Das AG München hat das vom dortigen Kläger geltend gemachte Interesse, geflüchtete Personen unterstützen zu wollen, als nicht nach Mietvertragsschluss entstanden angesehen, weil zwischen dem Abschluss des Mietvertrages über ein Einfamilienhaus mit einer Wohnfläche von ca. 240 qm für einen Erwachsenen und zwei Kinder (sowie einen Hund) und der Anfrage zur Erteilung einer Untervermieterlaubnis lediglich 3 Monate lagen.

c) Es ist weder vorgetragen noch ersichtlich, dass der – insoweit darlegungs.- und beweisbelasteten – Beklagten (BT-Drs. IV/806 S. 9) die Gestattung der Gebrauchsüberlassung nicht zumutbar wäre, § 553 Abs. 1 Satz 2 BGB.

Gegen eine Unzumutbarkeit spricht vielmehr der von der Beklagten erstellte Entwurf einer Nachtragsvereinbarung zum Mietvertrag. Danach hätte die Beklagte die Untervermieterlaubnis ohne Weiteres erteilt, wenn die Klägerin einer Änderung der Staffel- in eine Indexmietvereinbarung zugestimmt hätte.

Ein solches Zumutbarkeitskriterium bzw. einen entsprechenden Vorbehalt zugunsten des Vermieters sieht das Gesetz nicht vor.

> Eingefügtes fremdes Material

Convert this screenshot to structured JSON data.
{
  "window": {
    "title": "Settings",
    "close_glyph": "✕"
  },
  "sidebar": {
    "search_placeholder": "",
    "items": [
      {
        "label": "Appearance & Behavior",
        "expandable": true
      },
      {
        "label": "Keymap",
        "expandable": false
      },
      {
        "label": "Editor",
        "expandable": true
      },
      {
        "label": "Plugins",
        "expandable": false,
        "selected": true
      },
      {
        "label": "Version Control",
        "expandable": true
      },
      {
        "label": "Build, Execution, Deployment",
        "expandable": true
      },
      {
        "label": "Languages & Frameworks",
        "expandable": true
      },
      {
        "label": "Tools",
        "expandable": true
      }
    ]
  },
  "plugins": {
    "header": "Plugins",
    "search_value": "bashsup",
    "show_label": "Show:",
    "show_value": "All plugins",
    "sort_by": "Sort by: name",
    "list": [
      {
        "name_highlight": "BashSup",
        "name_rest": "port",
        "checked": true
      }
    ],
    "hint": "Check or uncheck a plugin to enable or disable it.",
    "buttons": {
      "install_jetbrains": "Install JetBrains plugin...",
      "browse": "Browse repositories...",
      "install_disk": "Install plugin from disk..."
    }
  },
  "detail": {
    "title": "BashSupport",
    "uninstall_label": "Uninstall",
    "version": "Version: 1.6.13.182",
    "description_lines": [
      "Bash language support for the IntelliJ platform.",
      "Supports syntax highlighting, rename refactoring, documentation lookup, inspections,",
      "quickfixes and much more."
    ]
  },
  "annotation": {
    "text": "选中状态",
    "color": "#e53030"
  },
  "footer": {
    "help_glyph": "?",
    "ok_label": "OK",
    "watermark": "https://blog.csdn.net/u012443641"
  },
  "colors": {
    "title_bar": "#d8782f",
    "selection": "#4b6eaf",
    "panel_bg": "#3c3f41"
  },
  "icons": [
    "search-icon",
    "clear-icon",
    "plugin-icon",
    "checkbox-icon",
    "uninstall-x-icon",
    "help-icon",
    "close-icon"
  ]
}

Es lässt sich auch nicht aus § 553 Abs. 2 BGB herleiten. Unabhängig davon hat die Beklagte nicht einmal andeutungsweise vorgetragen, dass ihre ohne diese weitgehende Vertragsänderung die Untervermietung nicht zumutbar wäre.

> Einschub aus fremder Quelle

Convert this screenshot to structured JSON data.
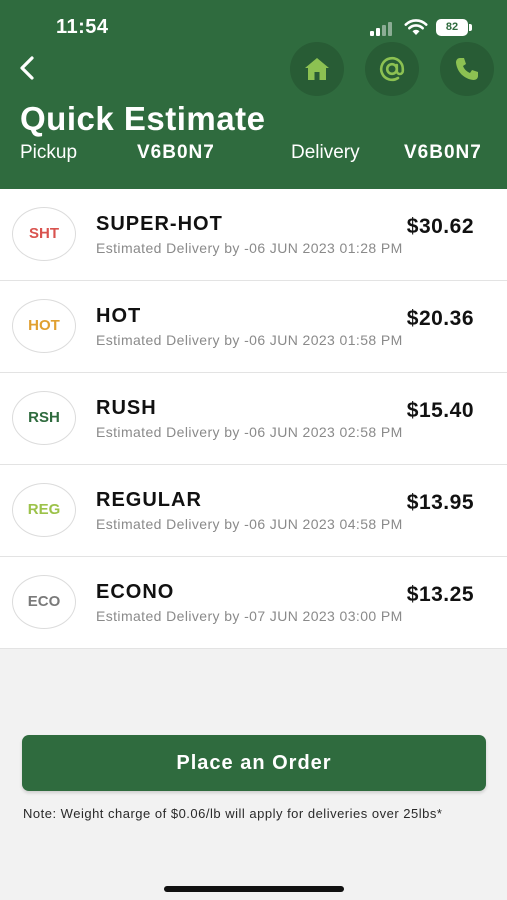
{
  "status_bar": {
    "time": "11:54",
    "battery": "82"
  },
  "header": {
    "title": "Quick Estimate",
    "pickup_label": "Pickup",
    "pickup_code": "V6B0N7",
    "delivery_label": "Delivery",
    "delivery_code": "V6B0N7"
  },
  "icons": {
    "back": "back-arrow-icon",
    "home": "home-icon",
    "email": "at-sign-icon",
    "phone": "phone-icon"
  },
  "colors": {
    "header": "#2f6b3e",
    "icon_accent": "#8cc152",
    "sht": "#d9534f",
    "hot": "#e0a030",
    "rsh": "#2f6b3e",
    "reg": "#9cc24a",
    "eco": "#7a7a7a"
  },
  "options": [
    {
      "code": "SHT",
      "name": "SUPER-HOT",
      "eta": "Estimated Delivery by -06 JUN 2023 01:28 PM",
      "price": "$30.62",
      "color": "#d9534f"
    },
    {
      "code": "HOT",
      "name": "HOT",
      "eta": "Estimated Delivery by -06 JUN 2023 01:58 PM",
      "price": "$20.36",
      "color": "#e0a030"
    },
    {
      "code": "RSH",
      "name": "RUSH",
      "eta": "Estimated Delivery by -06 JUN 2023 02:58 PM",
      "price": "$15.40",
      "color": "#2f6b3e"
    },
    {
      "code": "REG",
      "name": "REGULAR",
      "eta": "Estimated Delivery by -06 JUN 2023 04:58 PM",
      "price": "$13.95",
      "color": "#9cc24a"
    },
    {
      "code": "ECO",
      "name": "ECONO",
      "eta": "Estimated Delivery by -07 JUN 2023 03:00 PM",
      "price": "$13.25",
      "color": "#7a7a7a"
    }
  ],
  "order_button": "Place an Order",
  "note": "Note: Weight charge of $0.06/lb will apply for deliveries over 25lbs*"
}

2. Die Kostenentscheidung beruht auf § 91 Abs. 1 ZPO; die Entscheidung über die vorläufige Vollstreckbarkeit auf §§ 708 Nr. 10, 713 ZPO.

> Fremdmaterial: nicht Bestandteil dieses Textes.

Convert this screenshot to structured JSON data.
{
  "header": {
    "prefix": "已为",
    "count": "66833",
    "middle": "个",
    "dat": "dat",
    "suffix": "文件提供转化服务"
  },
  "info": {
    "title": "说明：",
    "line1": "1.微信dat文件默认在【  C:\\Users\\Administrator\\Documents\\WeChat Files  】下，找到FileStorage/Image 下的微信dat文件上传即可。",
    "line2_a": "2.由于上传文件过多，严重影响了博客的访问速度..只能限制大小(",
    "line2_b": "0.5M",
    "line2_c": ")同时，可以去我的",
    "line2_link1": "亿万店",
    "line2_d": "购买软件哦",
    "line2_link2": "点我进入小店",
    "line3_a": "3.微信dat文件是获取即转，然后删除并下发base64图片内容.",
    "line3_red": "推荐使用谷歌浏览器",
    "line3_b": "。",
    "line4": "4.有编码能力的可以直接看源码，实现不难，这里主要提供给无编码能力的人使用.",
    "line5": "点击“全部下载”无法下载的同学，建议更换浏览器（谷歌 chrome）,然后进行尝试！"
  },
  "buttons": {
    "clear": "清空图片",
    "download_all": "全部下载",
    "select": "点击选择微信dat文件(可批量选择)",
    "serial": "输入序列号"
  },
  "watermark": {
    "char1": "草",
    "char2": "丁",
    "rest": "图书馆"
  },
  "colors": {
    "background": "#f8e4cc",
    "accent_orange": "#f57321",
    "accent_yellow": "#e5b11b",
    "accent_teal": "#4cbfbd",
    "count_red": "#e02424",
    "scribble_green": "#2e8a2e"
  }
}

3. Die Revision ist gemäß § 543 Abs. 1, 2 ZPO nicht zuzulassen, weil die Rechtssache keine grundsätzliche Bedeutung hat und die Fortbildung des Rechts oder die Sicherung einer einheitlichen Rechtsprechung eine Entscheidung des Revisionsgerichts nicht erfordern. Die maßgeblichen Rechtsfragen sind höchstrichterlich geklärt, ohne dass die Kammer davon abweicht.